The Washington third-string quarterback was Mark Rypien who eventually developed into a starter and won another World Championship in 1991. Former Brown Earnest Byner helped him out with 1,356 yards from scrimmage that year.
Or maybe you have to play your backup, like Kurt Warner when Trent Green was injured in 1999, or Trent Dilfer in 2000 when Tony Banks went down, but the season is not necessarily over if your franchise quarterback (whatever that is) is not available.
Another non-noteworthy name is Brad Johnson of Tampa Bay (2002), who had been a ninth-round pick back in the day.
Brady by now is the most prototypic Franchise Quarterback of all time, but when this all started in 2001, he was just a sixth-round draft pick and backup for Drew Bledsoe, who was the first overall pick of the 1993 NFL draft. Bledsoe, not Brady, was the obvious franchise quarterback in 2001.
For that matter, the Cleveland Browns last World Championship was in the pre-Super Bowl era, but they won with Dr.

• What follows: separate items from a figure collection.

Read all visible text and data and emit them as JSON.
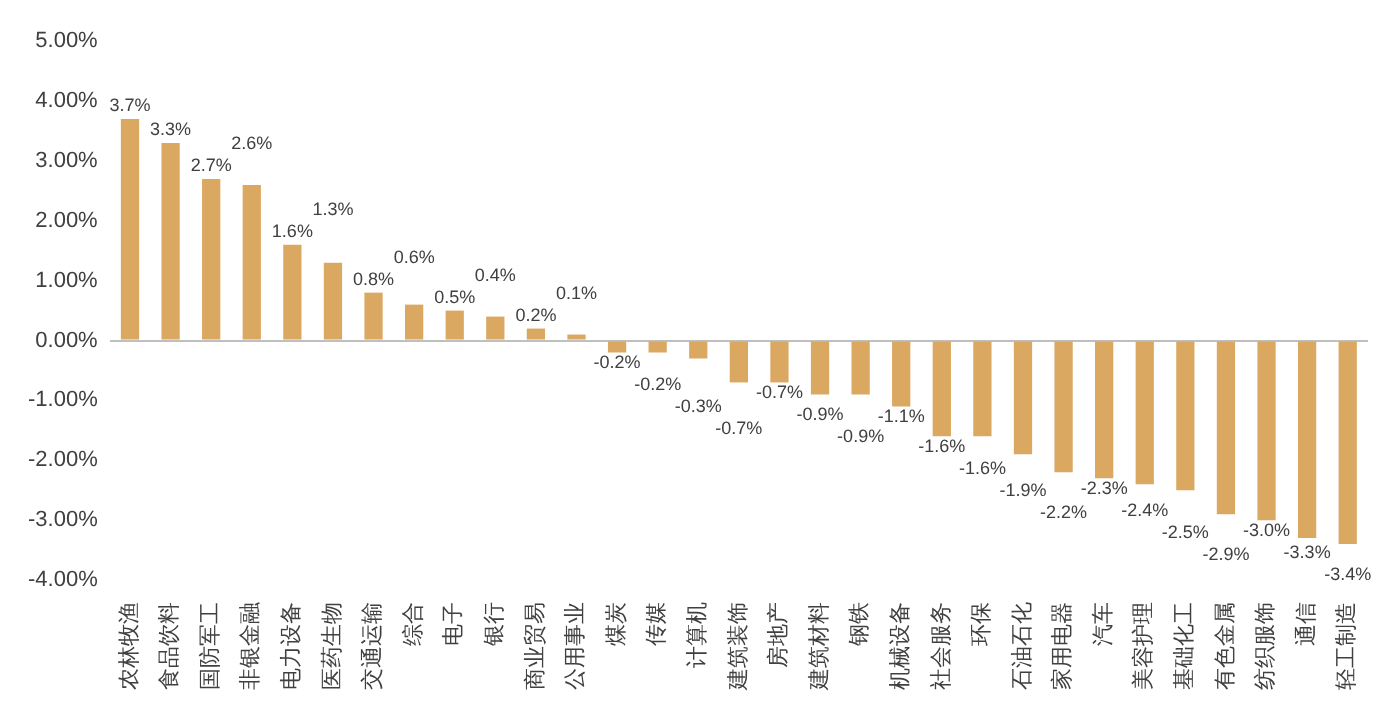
{
  "chart_data": {
    "type": "bar",
    "categories": [
      "农林牧渔",
      "食品饮料",
      "国防军工",
      "非银金融",
      "电力设备",
      "医药生物",
      "交通运输",
      "综合",
      "电子",
      "银行",
      "商业贸易",
      "公用事业",
      "煤炭",
      "传媒",
      "计算机",
      "建筑装饰",
      "房地产",
      "建筑材料",
      "钢铁",
      "机械设备",
      "社会服务",
      "环保",
      "石油石化",
      "家用电器",
      "汽车",
      "美容护理",
      "基础化工",
      "有色金属",
      "纺织服饰",
      "通信",
      "轻工制造"
    ],
    "values": [
      3.7,
      3.3,
      2.7,
      2.6,
      1.6,
      1.3,
      0.8,
      0.6,
      0.5,
      0.4,
      0.2,
      0.1,
      -0.2,
      -0.2,
      -0.3,
      -0.7,
      -0.7,
      -0.9,
      -0.9,
      -1.1,
      -1.6,
      -1.6,
      -1.9,
      -2.2,
      -2.3,
      -2.4,
      -2.5,
      -2.9,
      -3.0,
      -3.3,
      -3.4
    ],
    "value_labels": [
      "3.7%",
      "3.3%",
      "2.7%",
      "2.6%",
      "1.6%",
      "1.3%",
      "0.8%",
      "0.6%",
      "0.5%",
      "0.4%",
      "0.2%",
      "0.1%",
      "-0.2%",
      "-0.2%",
      "-0.3%",
      "-0.7%",
      "-0.7%",
      "-0.9%",
      "-0.9%",
      "-1.1%",
      "-1.6%",
      "-1.6%",
      "-1.9%",
      "-2.2%",
      "-2.3%",
      "-2.4%",
      "-2.5%",
      "-2.9%",
      "-3.0%",
      "-3.3%",
      "-3.4%"
    ],
    "color": "#dba862",
    "ylim": [
      -4,
      5
    ],
    "yticks": [
      {
        "value": -4,
        "label": "-4.00%"
      },
      {
        "value": -3,
        "label": "-3.00%"
      },
      {
        "value": -2,
        "label": "-2.00%"
      },
      {
        "value": -1,
        "label": "-1.00%"
      },
      {
        "value": 0,
        "label": "0.00%"
      },
      {
        "value": 1,
        "label": "1.00%"
      },
      {
        "value": 2,
        "label": "2.00%"
      },
      {
        "value": 3,
        "label": "3.00%"
      },
      {
        "value": 4,
        "label": "4.00%"
      },
      {
        "value": 5,
        "label": "5.00%"
      }
    ]
  }
}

Frank Ryan at the controls. Ryan had been drafted in the fifth round by the Los Angeles Rams. Other prehistoric quarterbacks such as Johnny Unitas and Bart Starr would be considered to be franchise guys today, but Unitas was rescued from the scrap heap after being cut by the Steelers, and Starr was drafted in the 17th round in 1956, so they were both journeymen before becoming stars.
Bottom line, fans should not get upset about whether Baker Mayfield is labeled a “franchise quarterback” or not. Who cares? Leave that to geniuses like Colin Cowherd to figure out.
At the end of his career, we can look back and worry about how good he was, whether he was Hall of Fame, Ring of Honor, elite, above-average, or what. The only distinction worth making now is starter, second sting, or third string.
For now, it could not be more clear that he is the starting quarterback and the leader of the offense. so let’s worry about getting to start the season somehow and hopefully watch the kid do his stuff.